Does a municipality have to go to bid to purchase a used vehicle?
It depends upon the price and who owns the vehicle.
- If the price is below $20,000, the municipality's procurement policy would control.
- If above $20,000, the municipality would need to go to bid unless the equipment was being purchased from another governmental agency.
The surplus rules fall under General Municipal Law §103(6). The critical text is “surplus and second-hand supplies, material or equipment [to be] be purchased without competitive bidding from the federal government, the state of New York or from any other political subdivision, district or public benefit corporation.”
From our new Running Your Highway Department workshop manual.
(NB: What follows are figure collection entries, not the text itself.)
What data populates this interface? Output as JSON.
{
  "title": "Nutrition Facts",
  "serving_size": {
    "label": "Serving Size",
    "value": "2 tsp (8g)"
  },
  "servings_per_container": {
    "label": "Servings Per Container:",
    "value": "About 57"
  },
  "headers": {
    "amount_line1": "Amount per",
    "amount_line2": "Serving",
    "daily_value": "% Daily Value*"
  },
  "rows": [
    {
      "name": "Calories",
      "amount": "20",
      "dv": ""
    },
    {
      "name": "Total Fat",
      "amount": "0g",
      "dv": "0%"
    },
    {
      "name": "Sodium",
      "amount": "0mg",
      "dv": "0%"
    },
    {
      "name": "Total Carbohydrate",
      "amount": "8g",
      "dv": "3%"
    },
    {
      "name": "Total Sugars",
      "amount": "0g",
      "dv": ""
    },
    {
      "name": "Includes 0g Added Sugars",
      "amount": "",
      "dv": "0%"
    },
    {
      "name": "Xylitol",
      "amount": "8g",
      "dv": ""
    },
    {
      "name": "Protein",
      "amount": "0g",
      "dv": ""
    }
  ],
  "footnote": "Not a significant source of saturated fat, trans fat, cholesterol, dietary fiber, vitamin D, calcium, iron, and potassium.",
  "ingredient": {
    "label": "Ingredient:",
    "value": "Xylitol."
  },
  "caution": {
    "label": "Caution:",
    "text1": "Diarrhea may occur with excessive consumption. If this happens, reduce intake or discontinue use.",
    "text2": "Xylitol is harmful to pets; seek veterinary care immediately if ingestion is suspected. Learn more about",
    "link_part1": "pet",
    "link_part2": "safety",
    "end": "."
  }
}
NYS General Municipal Law §103 requires competitive bidding for:
- Public works contracts of more than $35,000
- Purchase contracts of more than $20,000
The local board may reduce this number, but cannot increase it. Be sure to check with the municipal attorney and the elected board to know the various limits. Remember that the competitive bid can be awarded to the lowest initial costs of the total costs or best value.
Exceptions to bidding
There are a large number of exceptions to the bidding limits that are available for a Highway Department. Here is a brief summary of the exceptions. For more details, review the Cornell Local Roads Program workbook Powers & Duties of Local Highway Officials.
- Use of NYS Office of General Services (OGS) contracts (State bids)
- County and other municipal contracts – This includes piggybacking on other contracts if authorized by both your municipality and the bid being used
- Leases of equipment with some limitations on when used
- Surplus and second-hand supplies when purchased from other governments or districts. Municipal auctions are still covered by the bidding rules.
- Professional services – This is normally done using a Request for Proposals (RFP)
- Emergencies – Be sure the emergency is declared and that the elected board is informed.